SILVIO FISCHBEIN
Silvio Fischbein is an architect, a film director, a university professor and a plastic artist. The multiplicity of disciplines practiced sometimes, as it often happens, makes special recognition of some of them difficult. However, maybe that capability to generate perceptions in the observer of his works derives from the particular framework every disciplinary practice has provided him with. His education as an architect has possibly given him a compositional training that can be recognised in his earliest plastic works. Likewise, his latest proposals with the use of light may have something to do with the handling of lighting in the cinematographic practice. Nevertheless, those disciplinary influences in his latest works blend into a language, and it is perceived an evolution that sets his works in the “work in progress” concept, as a permanent question that has several answers.

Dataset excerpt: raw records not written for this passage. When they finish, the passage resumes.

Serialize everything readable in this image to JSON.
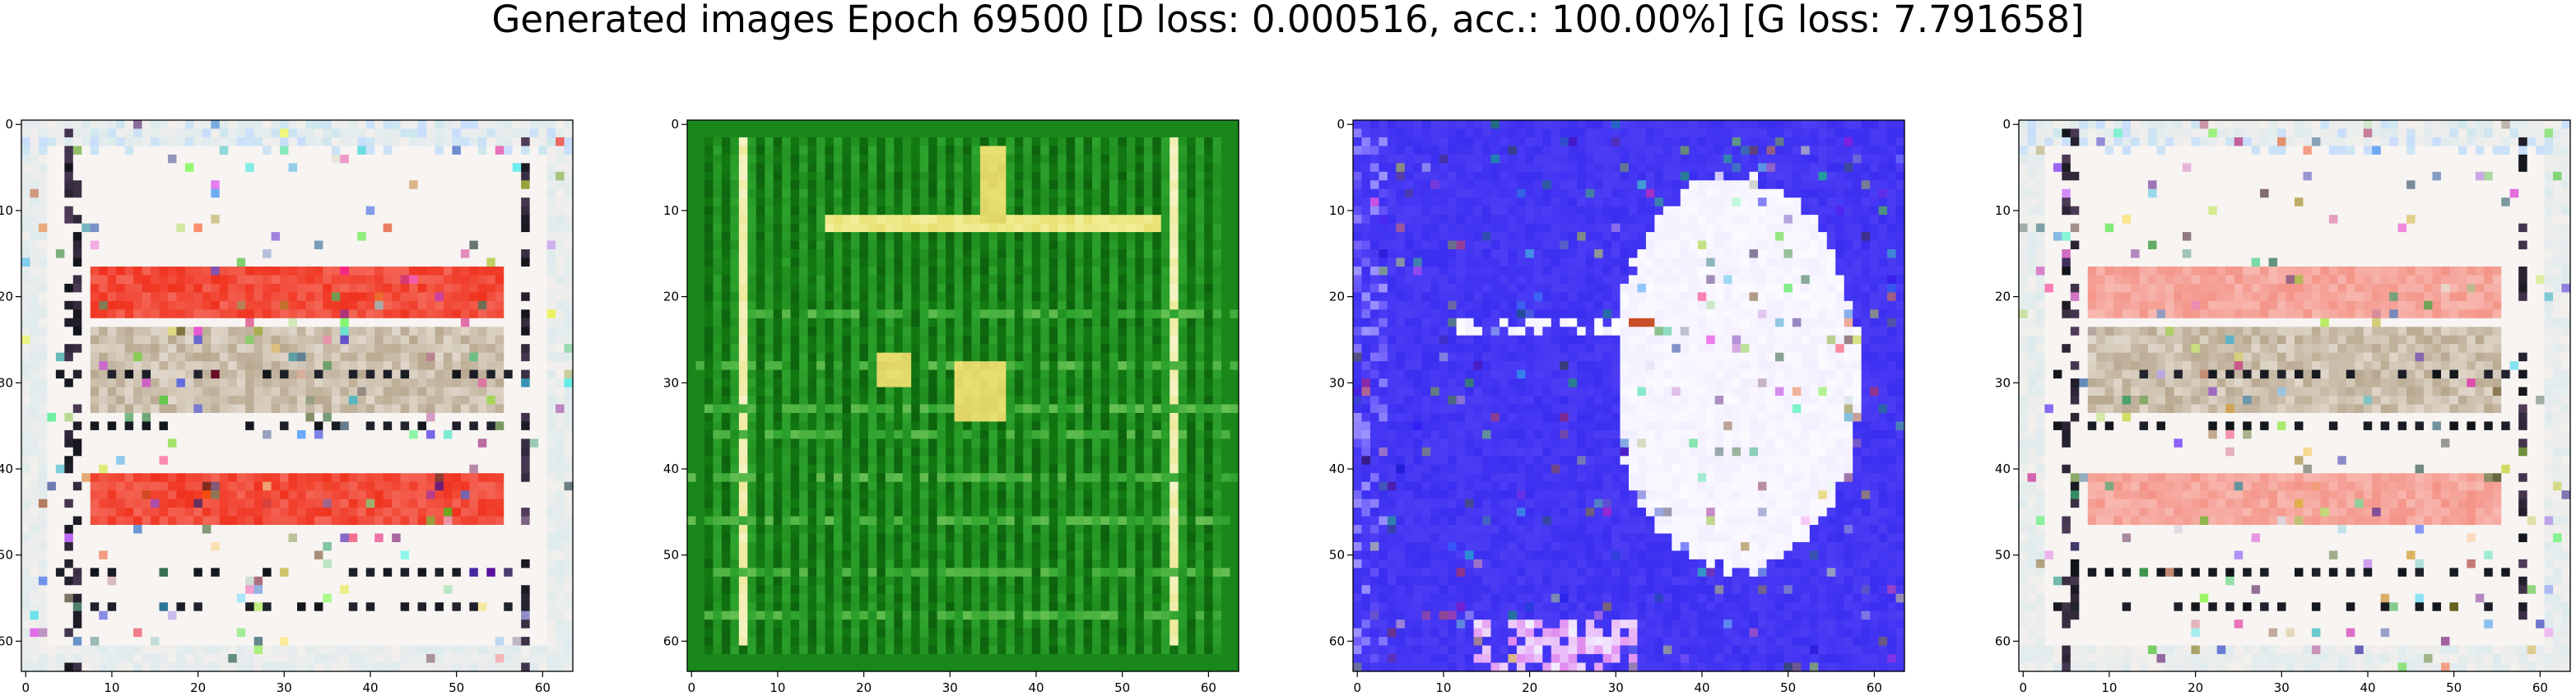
{
  "figure": {
    "title": "Generated images Epoch 69500 [D loss: 0.000516, acc.: 100.00%] [G loss: 7.791658]"
  },
  "axes_ticks": {
    "x": [
      "0",
      "10",
      "20",
      "30",
      "40",
      "50",
      "60"
    ],
    "y": [
      "0",
      "10",
      "20",
      "30",
      "40",
      "50",
      "60"
    ]
  },
  "image_size": 64,
  "panels": [
    {
      "name": "sample-1",
      "dominant_colors": [
        "#f3efec",
        "#f0321e",
        "#101418",
        "#b8a890",
        "#cfe8ee"
      ],
      "description_colors": "white background with two red horizontal bands and dark dotted stripes"
    },
    {
      "name": "sample-2",
      "dominant_colors": [
        "#127a12",
        "#0a4f0a",
        "#2ea42e",
        "#e8e070",
        "#f6f3c8"
      ],
      "description_colors": "green grid with bright yellow vertical and horizontal lines"
    },
    {
      "name": "sample-3",
      "dominant_colors": [
        "#3a2ef0",
        "#5a48f8",
        "#f3efff",
        "#ffffff",
        "#e08af0"
      ],
      "description_colors": "blue background with large white region on right"
    },
    {
      "name": "sample-4",
      "dominant_colors": [
        "#f3efec",
        "#f07060",
        "#101418",
        "#b8a890",
        "#cfe8ee"
      ],
      "description_colors": "white background with pale red bands and dark dotted stripes"
    }
  ]
}
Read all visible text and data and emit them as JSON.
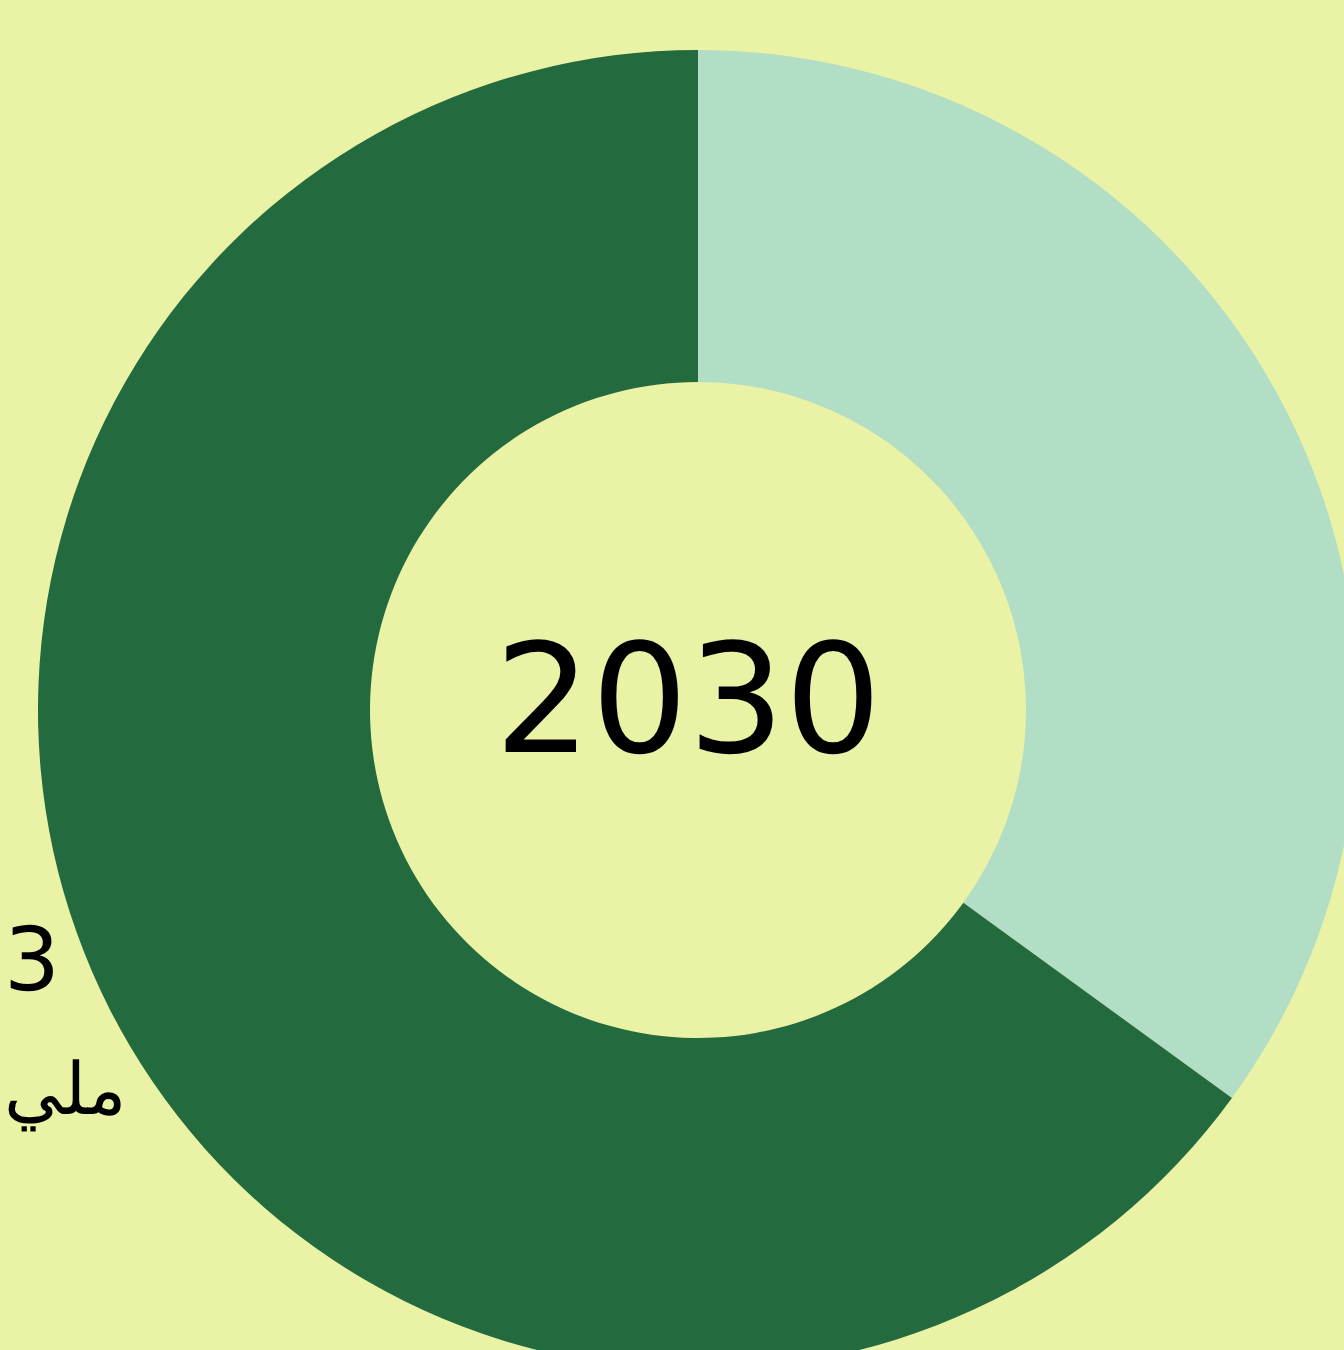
{
  "chart_data": {
    "type": "donut",
    "title": "2030",
    "categories": [
      null,
      null
    ],
    "values": [
      35,
      65
    ],
    "colors": [
      "#b1dec4",
      "#236a3f"
    ],
    "annotations": [
      "3",
      "ملي"
    ]
  }
}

At the times of current art, in which artists put an end to their “questions” very quickly, it is very enriching for the observer to perceive a work of art with positive expectation.

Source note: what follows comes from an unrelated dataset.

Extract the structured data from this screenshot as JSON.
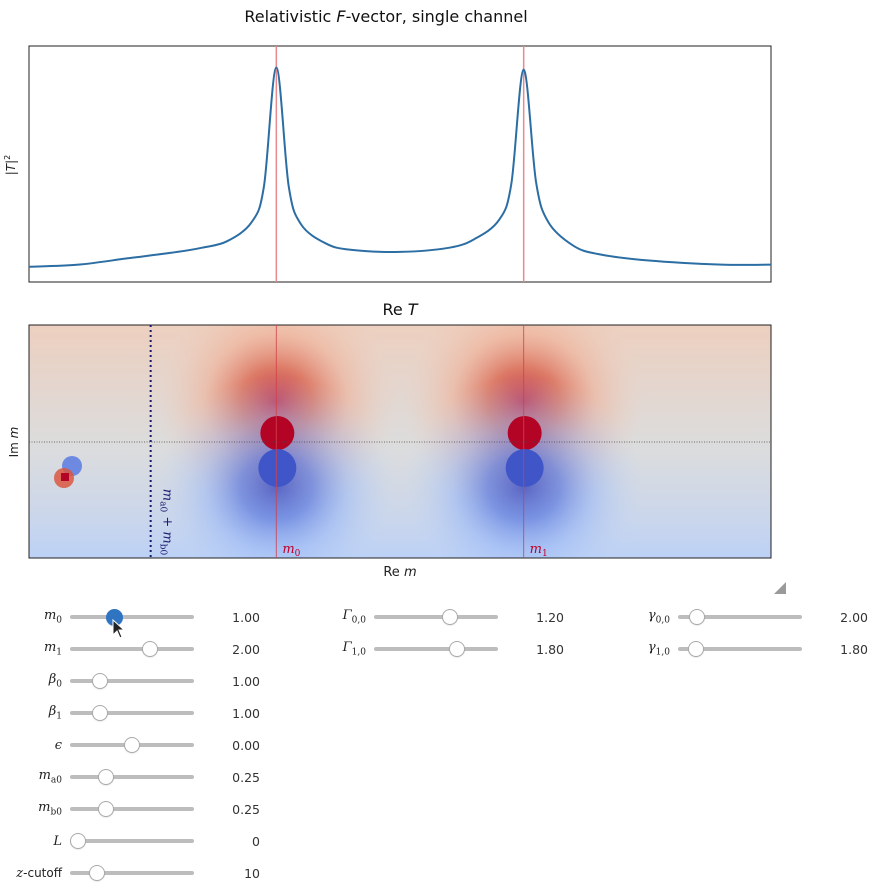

Silvio Fischbein’s work brings us closer to the consideration of one of the procedures contemporary art has used as both compositional and semantic argument: accumulation. This procedure can be found in several contemporary authors, and puts us in a place where we must consider it.

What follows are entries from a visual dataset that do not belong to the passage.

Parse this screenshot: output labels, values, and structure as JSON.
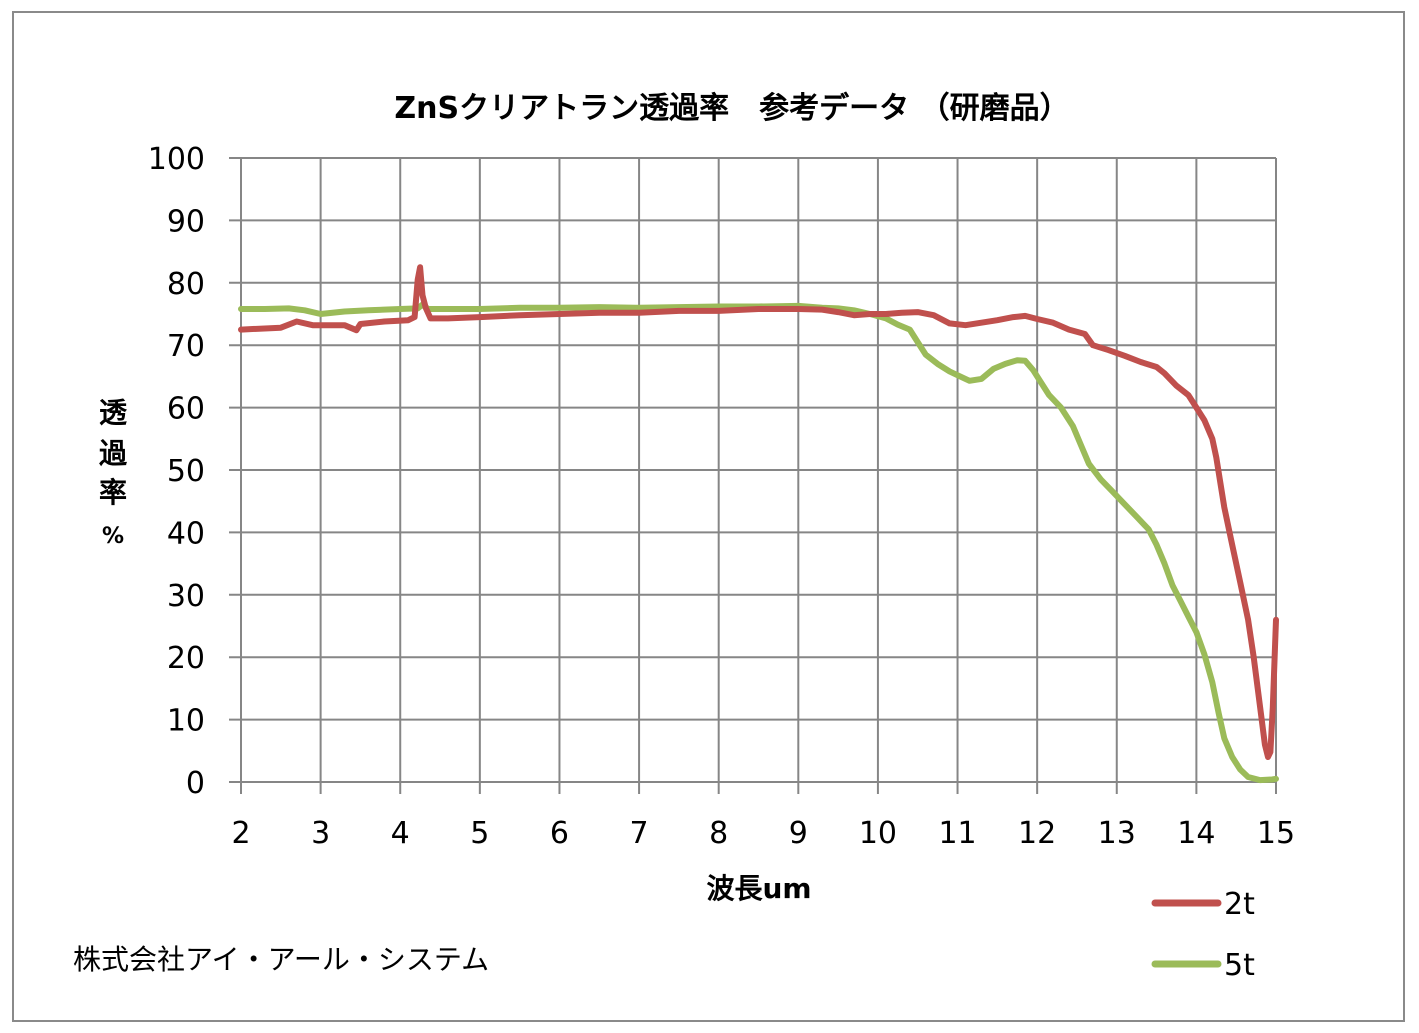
{
  "company": "株式会社アイ・アール・システム",
  "chart_data": {
    "type": "line",
    "title": "ZnSクリアトラン透過率　参考データ （研磨品）",
    "xlabel": "波長um",
    "ylabel": [
      "透",
      "過",
      "率",
      "%"
    ],
    "xlim": [
      2,
      15
    ],
    "ylim": [
      0,
      100
    ],
    "x_ticks": [
      "2",
      "3",
      "4",
      "5",
      "6",
      "7",
      "8",
      "9",
      "10",
      "11",
      "12",
      "13",
      "14",
      "15"
    ],
    "y_ticks": [
      "0",
      "10",
      "20",
      "30",
      "40",
      "50",
      "60",
      "70",
      "80",
      "90",
      "100"
    ],
    "grid": true,
    "legend_position": "bottom-right",
    "series": [
      {
        "name": "2t",
        "color": "#c0504d",
        "points": [
          [
            2.0,
            72.5
          ],
          [
            2.5,
            72.8
          ],
          [
            2.7,
            73.8
          ],
          [
            2.9,
            73.2
          ],
          [
            3.3,
            73.2
          ],
          [
            3.45,
            72.4
          ],
          [
            3.5,
            73.4
          ],
          [
            3.8,
            73.8
          ],
          [
            4.1,
            74.0
          ],
          [
            4.18,
            74.5
          ],
          [
            4.22,
            80.5
          ],
          [
            4.25,
            82.5
          ],
          [
            4.28,
            78.0
          ],
          [
            4.32,
            76.0
          ],
          [
            4.38,
            74.3
          ],
          [
            4.6,
            74.3
          ],
          [
            5.0,
            74.5
          ],
          [
            5.5,
            74.8
          ],
          [
            6.0,
            75.0
          ],
          [
            6.5,
            75.2
          ],
          [
            7.0,
            75.2
          ],
          [
            7.5,
            75.5
          ],
          [
            8.0,
            75.5
          ],
          [
            8.5,
            75.8
          ],
          [
            9.0,
            75.8
          ],
          [
            9.3,
            75.7
          ],
          [
            9.5,
            75.3
          ],
          [
            9.7,
            74.8
          ],
          [
            9.9,
            75.0
          ],
          [
            10.1,
            75.0
          ],
          [
            10.3,
            75.2
          ],
          [
            10.5,
            75.3
          ],
          [
            10.7,
            74.8
          ],
          [
            10.9,
            73.5
          ],
          [
            11.1,
            73.2
          ],
          [
            11.3,
            73.6
          ],
          [
            11.5,
            74.0
          ],
          [
            11.7,
            74.5
          ],
          [
            11.85,
            74.7
          ],
          [
            12.0,
            74.2
          ],
          [
            12.2,
            73.6
          ],
          [
            12.4,
            72.5
          ],
          [
            12.6,
            71.8
          ],
          [
            12.7,
            70.0
          ],
          [
            12.9,
            69.2
          ],
          [
            13.1,
            68.3
          ],
          [
            13.3,
            67.3
          ],
          [
            13.5,
            66.5
          ],
          [
            13.6,
            65.5
          ],
          [
            13.75,
            63.5
          ],
          [
            13.9,
            62.0
          ],
          [
            14.0,
            60.0
          ],
          [
            14.1,
            58.0
          ],
          [
            14.2,
            55.0
          ],
          [
            14.25,
            52.0
          ],
          [
            14.3,
            48.0
          ],
          [
            14.35,
            44.0
          ],
          [
            14.45,
            38.0
          ],
          [
            14.55,
            32.0
          ],
          [
            14.65,
            26.0
          ],
          [
            14.72,
            20.0
          ],
          [
            14.77,
            15.0
          ],
          [
            14.82,
            10.0
          ],
          [
            14.86,
            6.0
          ],
          [
            14.9,
            4.0
          ],
          [
            14.93,
            4.8
          ],
          [
            14.96,
            12.0
          ],
          [
            15.0,
            26.0
          ]
        ]
      },
      {
        "name": "5t",
        "color": "#9bbb59",
        "points": [
          [
            2.0,
            75.8
          ],
          [
            2.3,
            75.8
          ],
          [
            2.6,
            75.9
          ],
          [
            2.8,
            75.6
          ],
          [
            3.0,
            75.0
          ],
          [
            3.3,
            75.4
          ],
          [
            3.6,
            75.6
          ],
          [
            4.0,
            75.8
          ],
          [
            4.22,
            75.9
          ],
          [
            4.28,
            76.5
          ],
          [
            4.35,
            75.8
          ],
          [
            5.0,
            75.8
          ],
          [
            5.5,
            76.0
          ],
          [
            6.0,
            76.0
          ],
          [
            6.5,
            76.1
          ],
          [
            7.0,
            76.0
          ],
          [
            7.5,
            76.1
          ],
          [
            8.0,
            76.2
          ],
          [
            8.5,
            76.2
          ],
          [
            9.0,
            76.3
          ],
          [
            9.3,
            76.0
          ],
          [
            9.5,
            75.9
          ],
          [
            9.7,
            75.6
          ],
          [
            9.9,
            75.0
          ],
          [
            10.1,
            74.3
          ],
          [
            10.25,
            73.3
          ],
          [
            10.4,
            72.5
          ],
          [
            10.5,
            70.5
          ],
          [
            10.6,
            68.5
          ],
          [
            10.75,
            67.0
          ],
          [
            10.9,
            65.8
          ],
          [
            11.0,
            65.2
          ],
          [
            11.15,
            64.3
          ],
          [
            11.3,
            64.6
          ],
          [
            11.45,
            66.2
          ],
          [
            11.6,
            67.0
          ],
          [
            11.75,
            67.6
          ],
          [
            11.85,
            67.5
          ],
          [
            11.95,
            66.0
          ],
          [
            12.05,
            64.0
          ],
          [
            12.15,
            62.0
          ],
          [
            12.3,
            60.0
          ],
          [
            12.45,
            57.0
          ],
          [
            12.55,
            54.0
          ],
          [
            12.65,
            51.0
          ],
          [
            12.8,
            48.5
          ],
          [
            12.95,
            46.5
          ],
          [
            13.1,
            44.5
          ],
          [
            13.25,
            42.5
          ],
          [
            13.4,
            40.5
          ],
          [
            13.5,
            38.0
          ],
          [
            13.6,
            35.0
          ],
          [
            13.7,
            31.5
          ],
          [
            13.8,
            29.0
          ],
          [
            13.9,
            26.5
          ],
          [
            14.0,
            24.0
          ],
          [
            14.1,
            20.5
          ],
          [
            14.2,
            16.0
          ],
          [
            14.28,
            11.0
          ],
          [
            14.35,
            7.0
          ],
          [
            14.45,
            4.0
          ],
          [
            14.55,
            2.0
          ],
          [
            14.65,
            0.8
          ],
          [
            14.8,
            0.3
          ],
          [
            14.95,
            0.4
          ],
          [
            15.0,
            0.5
          ]
        ]
      }
    ]
  }
}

It is said that in a conversation between Marco Polo and Kublai Khan, the latter told the Venecian “the story is not in the word, but in the ear”, and we can say that in Silvio Fischbein’s work the story is not in the work of art, but in the spectator.
This would seem to consider the retinal level of the work as the only important one, but I believe it is a particular value knowing Fischbein’s interest in the observer, be this one or several.
Further to the intent to express himself in a visual language that many can appreciate, in his work, his language must be valued as the writing of an event.
As Silvio Fischbein leaves aside the orthogonal support for a freer conception invading space, he gives the work the possibility to settle in an area of open significance that enriches the spectator.
In the works where he incorporates furniture as elements used in other dimensions, like brooms, he heads to the installation concept, moving away from the initial plan that loaded with little men as if the frame was a territory which had to be inhabited.
The 2006 works are presented as a network that traps beings. Then, in the Urban Fragments series they were transformed into frames that became territories occupied by colourful communities with their gadgets and equipment. In the 2009 work, spatial organisations already begin to be perceived. Colour and texture advance in a given space defining maps with vegetation and plots of occupied territories.
In The Celebration works, expressive freedom is perceived the moment he breaks with the frame, incorporating the stain concept, and in the …”from everyday life”… series, he is already entering the universe of installations, in which frames change scales to become windows where matter becomes important and the tiny men take another dimension until they almost disappear in clouds or in larger organisms such as furniture, and the names “reredos”, “brooms” begin to be participants in the sense given by the observer. Now, the little men have defined actions that can be read in the interaction.
In summary, in the work shown by Silvio Fischbein, beyond a heavy and arduous journey, we perceive a work that looks like a work in progress, which could be seen as breaking free from formal ties, resorting to expressive freedom, and which augurs and proposes an open and novel future.